What do you think about networking?


  • Rachel Smith says:

    Totally agree (and we just did an ep on this for The Content Byte) that it’s about going in with a curiosity and a genuine interest in connecting with others rather than the mindset of ‘I’m here to get work’. I totally believe there’s a place for networking but am not a huge fan of the formal type of things; that said, I manage to build big networks just by being interested in others and remembering and connecting them – then they do the same for me, if they can. I do think a huge network is a plus in turbo-charging your freelance business, as there are just so many more people to refer you or to offer you work, but it’s a quandary for those of us introverts πŸ™‚

    • lindyalexander says:

      Oh, I haven’t heard that episode yet Rachel (although I did listen to a couple on a flight yesterday – loved the co-schedule tip). Yep I agree about the benefit of having a big network (it links to the idea that extroverts are ‘luckier’ in part because they have bigger networks), but I’m going about it one by one!!

  • Michaela says:

    Well I have to say I rather enjoy networking events but you know I love talking and I love champagne. Usually they involve both so that’s a WIN for me!! But I tend to agree that the focus needs to be on what you can give, rather than what you can get. Sometimes there’s a few people at these events that are a little too promotional for me.

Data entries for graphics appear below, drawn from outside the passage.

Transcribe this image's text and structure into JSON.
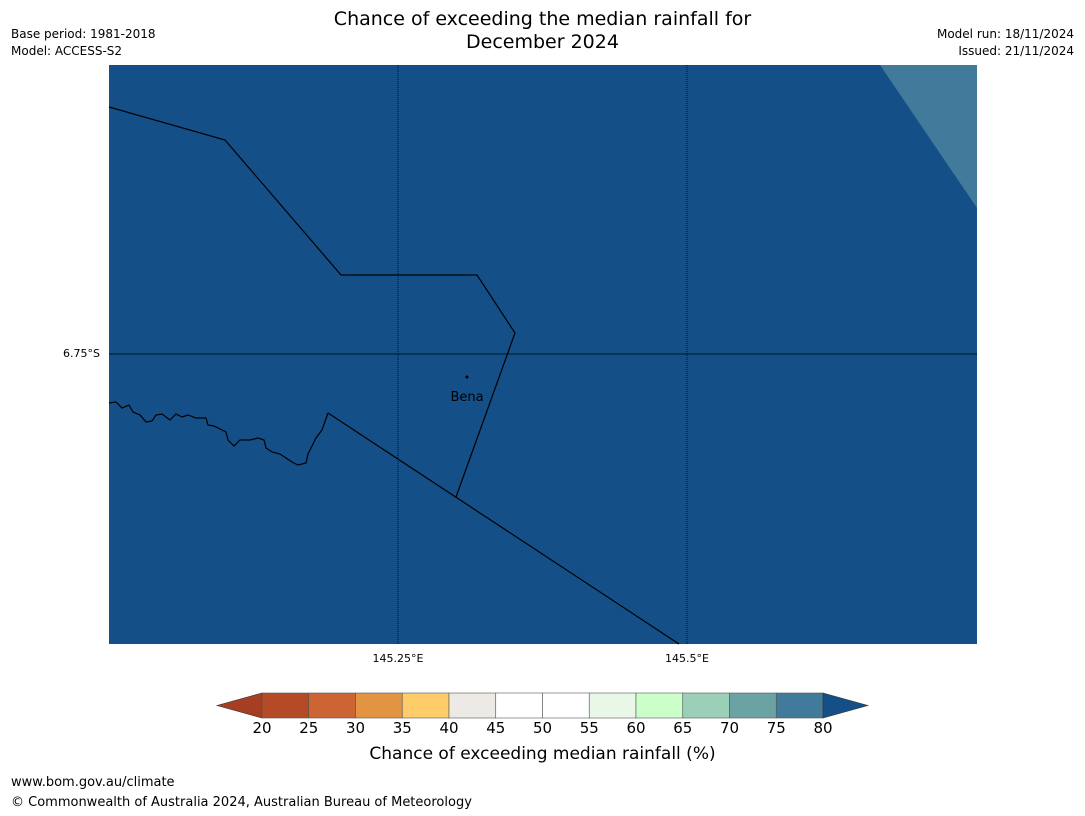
{
  "header": {
    "title_line1": "Chance of exceeding the median rainfall for",
    "title_line2": "December 2024",
    "base_period": "Base period: 1981-2018",
    "model": "Model: ACCESS-S2",
    "model_run": "Model run: 18/11/2024",
    "issued": "Issued: 21/11/2024"
  },
  "map": {
    "place_label": "Bena",
    "lat_labels": [
      "6.75°S"
    ],
    "lon_labels": [
      "145.25°E",
      "145.5°E"
    ],
    "colors": {
      "main_fill": "#144f88",
      "corner_fill": "#417a9b",
      "boundary": "#000000"
    },
    "dominant_category": "80+"
  },
  "colorbar": {
    "ticks": [
      "20",
      "25",
      "30",
      "35",
      "40",
      "45",
      "50",
      "55",
      "60",
      "65",
      "70",
      "75",
      "80"
    ],
    "colors": [
      "#a63e22",
      "#b44a26",
      "#cd6434",
      "#e39443",
      "#fecd69",
      "#ede9e4",
      "#ffffff",
      "#ffffff",
      "#e8f7e8",
      "#caffca",
      "#9ccfb8",
      "#6ba3a5",
      "#417a9b",
      "#144f88"
    ],
    "label": "Chance of exceeding median rainfall (%)"
  },
  "footer": {
    "url": "www.bom.gov.au/climate",
    "copyright": "© Commonwealth of Australia 2024, Australian Bureau of Meteorology"
  }
}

    • lindyalexander says:

      Ha, yes I know! I’m the total opposite – much prefer a cup of tea with one person! Sometimes it just feels a bit forced and I think because you don’t always have too much time then people can feel like they need to promote themselves quickly and forcefully!

  • JuJu says:

    I spent a lot of my business years networking in various ways. I never felt it really worked for me. Now that I am a freelance travel writer, when I consider networking, I don’t see how it fits into the game plan in a formal way. I am making relationships one at a time these days and it’s more comfortable, natural, and not forced. More genuine.

  • Kirsten says:

    I’m sure some networking events are useful but many I’ve been too seemed a bit pointless. Lots of people madly exchanging cards. My worst experience was a lady from a funeral company insisting I take her card as she cheerfully informed me I would need it some day!

  • I’m an introvert too, so I find networking events don’t really play to my strengths. I find Instagram is a great way to connect with editors and build a genuine rapport with them.

    • lindyalexander says:

      Thanks for your comment Diana. I love that you’re using Instagram – I do too and think it’s a bit of a ‘hidden gem’ of how to connect and form relationships with editors.

  • Caitriona says:

    Although I sometimes find networking a little difficult (I’m an ambivert, like yourself), I have found it to be very valuable. I often find myself getting ideas for my business when I’m trying to give someone else ideas for theirs. You’re absolutely right, it’s all about building relationships. I love making connections between two people who can help each other, it’s quite rewarding.

    • lindyalexander says:

      Ah, that’s so interesting Caitriona about you getting ideas when helping someone else with their business. And yes, I totally agree. It’s such a great feeling when you connect two people. Thanks for your comment.

  • michael anderson says:

    It is so refreshing to hear that networking is not a firm ticket-punched requirement to be a successful writer, as many would have you believe. I teach a basic Writing For Magazines class at various conferences and the point I stress is becoming “the favorite horse in your editor’s stable.” You are spot on that it has little to do with a business card collection, rather an honest trusting relationship with your editor(s).

    I do not follow many blogs, however I am so glad I found yours Lindy.

    • lindyalexander says:

      Hi Michael, I really like that favourite horse analogy. Thanks for your kind comments – glad you found the blog!